Interviews
I've always supplemented my nutritious and tasty science fiction and fantasy reading with a healthy dose of crime, and ever since I can remember I've always rooted for the detectives. For me Clarice Starling was the star of Silence of the Lambs, not Hannibal Lector, and while I find the antics of Elmore Leonard's myriad lowlifes amusing I always hanker for the moment when the heavy hand of the law lands on their shoulder and the cuffs go on. In short, my subgenre of choice is what's known as the police procedural, or as the French call it, le policier.
The undisputed king of American procedurals is Evan Hunter, writing under the name of Ed McBain. If you wanted to know the single biggest influence on the Peter Grant books (Midnight Riot and Moon Over Soho, with a third coming this fall), it would be his 87th Precinct novels, which started with Cop Hater in 1956 and continued until Hunter's death in 2005. I challenge anyone to find a fantasy world as lovingly and meticulously created as the unnamed imaginary city in which the 87th Precinct novels take place, and certainly no braver heroes in song and story than the working stiffs who solve the mysteries.
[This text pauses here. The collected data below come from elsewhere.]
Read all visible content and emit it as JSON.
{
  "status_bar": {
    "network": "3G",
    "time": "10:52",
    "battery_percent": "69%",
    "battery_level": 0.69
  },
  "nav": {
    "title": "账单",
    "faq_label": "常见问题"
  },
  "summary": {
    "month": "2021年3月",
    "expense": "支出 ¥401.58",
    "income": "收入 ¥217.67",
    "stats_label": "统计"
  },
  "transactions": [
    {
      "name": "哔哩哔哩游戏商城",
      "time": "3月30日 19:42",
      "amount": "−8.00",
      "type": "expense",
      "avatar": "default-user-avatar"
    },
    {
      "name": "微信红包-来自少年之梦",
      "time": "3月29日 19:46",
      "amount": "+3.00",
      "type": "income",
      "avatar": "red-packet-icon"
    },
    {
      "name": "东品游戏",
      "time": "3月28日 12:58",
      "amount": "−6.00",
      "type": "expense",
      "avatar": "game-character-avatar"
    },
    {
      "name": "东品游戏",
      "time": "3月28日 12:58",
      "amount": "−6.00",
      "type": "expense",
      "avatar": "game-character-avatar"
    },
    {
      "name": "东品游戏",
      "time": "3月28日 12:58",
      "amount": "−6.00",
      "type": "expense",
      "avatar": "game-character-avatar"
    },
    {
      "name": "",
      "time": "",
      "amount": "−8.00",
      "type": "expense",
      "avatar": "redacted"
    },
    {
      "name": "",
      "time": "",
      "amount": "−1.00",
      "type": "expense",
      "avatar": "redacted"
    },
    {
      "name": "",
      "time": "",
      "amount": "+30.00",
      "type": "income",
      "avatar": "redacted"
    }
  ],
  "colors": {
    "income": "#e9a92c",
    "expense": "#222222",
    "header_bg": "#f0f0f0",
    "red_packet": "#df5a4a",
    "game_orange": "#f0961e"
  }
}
One thing I always remember about the novels is that they contain official-looking forms and interrogation transcripts illustrating police procedure. Under this influence I went forth and delved into the arcane and Byzantine world of London's Metropolitan Police Service, with its AWARE terminals and HOLMES 2 computer systems, the HAT car, MISPERs, FATACs, and every copper's friend, the Evidence and Action Book, which contains all the forms you absolutely have to have filled in before you can book your suspect into the custody suite – even if they're a werewolf.
The 87th Precinct series is also why Peter Grant isn't "the chosen one" or the uniquely gifted child of two warring races, it's why he doesn't have a Maori tattoo and why he carries a standard Metropolitan Police extendable baton, not a katana. It's why he's a hardworking flat-foot who sometimes is deadly afraid when he walks down those mean streets, and yet still does his duty because it's his job and he swore an oath.
I like to think that Detective 2nd Grade Steve Carella and the rest of the boys in the bullpen back at the old 87th would have approved.